Multi-proximity threshold network modularity analysis

For every blob of 3D localizations, more than one network can be constructed; one per each proximity threshold in the set {PT1, PT2,…, PTT} (i.e. blobi has T networks {Gi1, Gi2,…, GiT}, where Git is composed of a set of nodes Vi and edges Eit to form Git(Vi, Eit)). Vi, unaffected by PTt, represents the molecules of blobi and Eit is the set of edges connecting all pairs of molecules interacting within PTt nm.

We leverage a spectral decomposition algorithm to find modules within Cav1 blobs. Given Git, a blobi’s network at PTt, we find its modules (communities) using the Newman method24,25,26. Specifically, we first calculate an adjacency matrix whose element m, n encodes the distance between the m-th and n-th localizations. A spectral decomposition method calculates the eigenvector representation of this adjacency matrix. This eigendecomposition defines the modules as it maximizes the intra-connectivity between Cav1 molecules within a module and minimizes inter-connectivity between Cav1 molecules across modules.
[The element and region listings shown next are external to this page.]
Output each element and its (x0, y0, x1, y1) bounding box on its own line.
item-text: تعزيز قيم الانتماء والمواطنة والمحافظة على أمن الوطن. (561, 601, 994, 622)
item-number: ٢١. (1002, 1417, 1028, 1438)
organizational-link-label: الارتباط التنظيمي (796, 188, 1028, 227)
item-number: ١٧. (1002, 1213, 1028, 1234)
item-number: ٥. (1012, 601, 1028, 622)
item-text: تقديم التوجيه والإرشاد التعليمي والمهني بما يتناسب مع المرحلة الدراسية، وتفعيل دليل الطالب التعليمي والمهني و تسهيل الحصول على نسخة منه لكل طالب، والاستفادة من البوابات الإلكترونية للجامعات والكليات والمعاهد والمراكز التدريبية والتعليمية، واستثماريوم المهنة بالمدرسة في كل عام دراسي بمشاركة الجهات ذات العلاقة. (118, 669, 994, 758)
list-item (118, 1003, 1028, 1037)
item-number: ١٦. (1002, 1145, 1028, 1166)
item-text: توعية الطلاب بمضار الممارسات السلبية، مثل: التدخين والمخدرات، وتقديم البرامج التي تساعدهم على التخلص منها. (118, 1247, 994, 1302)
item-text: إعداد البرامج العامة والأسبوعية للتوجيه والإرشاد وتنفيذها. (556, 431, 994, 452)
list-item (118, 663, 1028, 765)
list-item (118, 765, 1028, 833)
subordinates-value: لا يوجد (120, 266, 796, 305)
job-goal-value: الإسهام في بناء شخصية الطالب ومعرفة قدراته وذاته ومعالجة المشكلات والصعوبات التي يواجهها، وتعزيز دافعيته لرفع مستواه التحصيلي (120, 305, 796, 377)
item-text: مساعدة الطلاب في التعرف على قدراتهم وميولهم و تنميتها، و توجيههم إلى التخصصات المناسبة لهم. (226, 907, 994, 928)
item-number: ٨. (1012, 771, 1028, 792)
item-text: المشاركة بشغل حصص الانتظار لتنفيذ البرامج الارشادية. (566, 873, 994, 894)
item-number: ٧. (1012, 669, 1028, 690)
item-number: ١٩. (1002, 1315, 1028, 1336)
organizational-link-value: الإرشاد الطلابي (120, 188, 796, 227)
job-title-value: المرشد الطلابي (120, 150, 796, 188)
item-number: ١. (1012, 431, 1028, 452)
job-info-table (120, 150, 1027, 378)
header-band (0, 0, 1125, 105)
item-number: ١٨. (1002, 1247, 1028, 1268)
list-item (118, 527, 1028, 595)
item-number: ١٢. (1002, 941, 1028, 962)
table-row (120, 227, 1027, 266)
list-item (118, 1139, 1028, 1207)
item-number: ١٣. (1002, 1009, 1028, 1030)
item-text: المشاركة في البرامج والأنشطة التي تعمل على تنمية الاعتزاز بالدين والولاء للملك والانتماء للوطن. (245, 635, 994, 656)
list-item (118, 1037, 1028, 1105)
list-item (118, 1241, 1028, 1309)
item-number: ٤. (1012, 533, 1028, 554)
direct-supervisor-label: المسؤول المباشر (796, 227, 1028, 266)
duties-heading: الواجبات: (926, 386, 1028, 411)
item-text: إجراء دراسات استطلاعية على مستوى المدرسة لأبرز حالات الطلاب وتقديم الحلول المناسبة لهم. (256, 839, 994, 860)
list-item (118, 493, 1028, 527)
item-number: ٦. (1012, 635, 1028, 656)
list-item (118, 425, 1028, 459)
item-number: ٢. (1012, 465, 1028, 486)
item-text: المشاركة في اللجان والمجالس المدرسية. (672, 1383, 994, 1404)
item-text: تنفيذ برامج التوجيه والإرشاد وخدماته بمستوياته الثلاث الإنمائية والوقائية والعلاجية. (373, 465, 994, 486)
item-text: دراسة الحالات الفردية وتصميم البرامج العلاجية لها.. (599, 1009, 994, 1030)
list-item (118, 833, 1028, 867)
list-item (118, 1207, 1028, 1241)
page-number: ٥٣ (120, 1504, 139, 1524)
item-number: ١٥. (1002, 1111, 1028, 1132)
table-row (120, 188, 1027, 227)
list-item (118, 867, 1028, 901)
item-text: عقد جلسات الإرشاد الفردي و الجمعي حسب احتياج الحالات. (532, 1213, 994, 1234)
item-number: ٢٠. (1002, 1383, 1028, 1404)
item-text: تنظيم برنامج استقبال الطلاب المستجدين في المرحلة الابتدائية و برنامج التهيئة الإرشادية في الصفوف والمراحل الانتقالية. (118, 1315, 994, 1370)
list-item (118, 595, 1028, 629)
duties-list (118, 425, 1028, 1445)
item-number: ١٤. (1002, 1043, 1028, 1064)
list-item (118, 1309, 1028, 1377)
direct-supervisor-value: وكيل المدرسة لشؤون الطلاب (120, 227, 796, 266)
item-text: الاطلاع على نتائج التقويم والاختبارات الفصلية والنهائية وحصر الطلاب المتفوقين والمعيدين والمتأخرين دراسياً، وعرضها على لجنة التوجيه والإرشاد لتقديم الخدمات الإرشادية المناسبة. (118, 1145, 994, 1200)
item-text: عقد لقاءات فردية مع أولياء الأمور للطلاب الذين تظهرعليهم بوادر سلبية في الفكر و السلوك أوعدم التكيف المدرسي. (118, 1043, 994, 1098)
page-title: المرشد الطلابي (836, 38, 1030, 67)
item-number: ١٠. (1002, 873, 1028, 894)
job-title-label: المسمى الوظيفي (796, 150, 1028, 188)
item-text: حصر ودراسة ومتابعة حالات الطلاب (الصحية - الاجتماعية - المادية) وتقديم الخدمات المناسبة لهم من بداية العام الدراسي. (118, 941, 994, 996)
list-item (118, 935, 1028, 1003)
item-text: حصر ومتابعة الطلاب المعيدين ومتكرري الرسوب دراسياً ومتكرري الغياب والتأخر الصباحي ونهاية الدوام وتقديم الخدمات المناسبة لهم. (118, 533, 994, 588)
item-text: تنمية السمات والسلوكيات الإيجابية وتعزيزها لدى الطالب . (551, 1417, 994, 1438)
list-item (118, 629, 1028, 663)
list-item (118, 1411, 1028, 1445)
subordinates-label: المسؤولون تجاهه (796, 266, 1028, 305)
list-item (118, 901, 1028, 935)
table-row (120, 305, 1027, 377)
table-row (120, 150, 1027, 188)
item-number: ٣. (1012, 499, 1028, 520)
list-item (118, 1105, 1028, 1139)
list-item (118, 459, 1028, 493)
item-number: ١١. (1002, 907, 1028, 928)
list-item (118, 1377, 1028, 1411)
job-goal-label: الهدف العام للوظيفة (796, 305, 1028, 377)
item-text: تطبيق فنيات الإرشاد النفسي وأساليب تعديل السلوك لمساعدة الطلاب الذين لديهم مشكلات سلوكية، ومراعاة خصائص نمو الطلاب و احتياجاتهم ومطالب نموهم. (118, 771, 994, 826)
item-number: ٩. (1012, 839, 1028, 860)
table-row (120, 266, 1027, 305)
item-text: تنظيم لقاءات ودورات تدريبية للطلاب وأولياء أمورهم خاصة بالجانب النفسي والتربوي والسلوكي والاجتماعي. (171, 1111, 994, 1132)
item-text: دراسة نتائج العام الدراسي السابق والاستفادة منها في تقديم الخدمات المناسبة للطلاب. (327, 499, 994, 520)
Given Git, a blobi’s network at PTt, we find the optimal number of modules (communities) using eigenvectors of the network adjacency matrix. At small PTs, the molecules of a blob might not form one connected network (i.e. the network might consist of more than one connected component). A blob network containing non-dense and non-connected regions cannot be used to extract modules (i.e. as per definition, networks with high modularity have dense connection between the nodes within modules and sparse connections between nodes in different modules). Hence, PTs that generate networks with more than one connected component should be avoided when extracting the modules.

Features extraction and module-blob similarity

For every segmented Cav1 blob, we extracted 28 features that are then used to group the blobs into classes using the 3D SMLM Network Analysis pipeline27. The learned classes from HeLa dataset are then matched with the previously identified Cav1 domains from PC3 and PC3-PTRF datasets27. The modules of the HeLa Cav1 blobs are then extracted using the multi-proximity threshold network modularity analysis described in the previous subsection. We extracted 28 features for every module. To find the similarity/dissimilarity among the extracted modules and the various blobs, we leveraged the matching analysis to match blob modules with intact blobs using the Euclidean distance of group centers.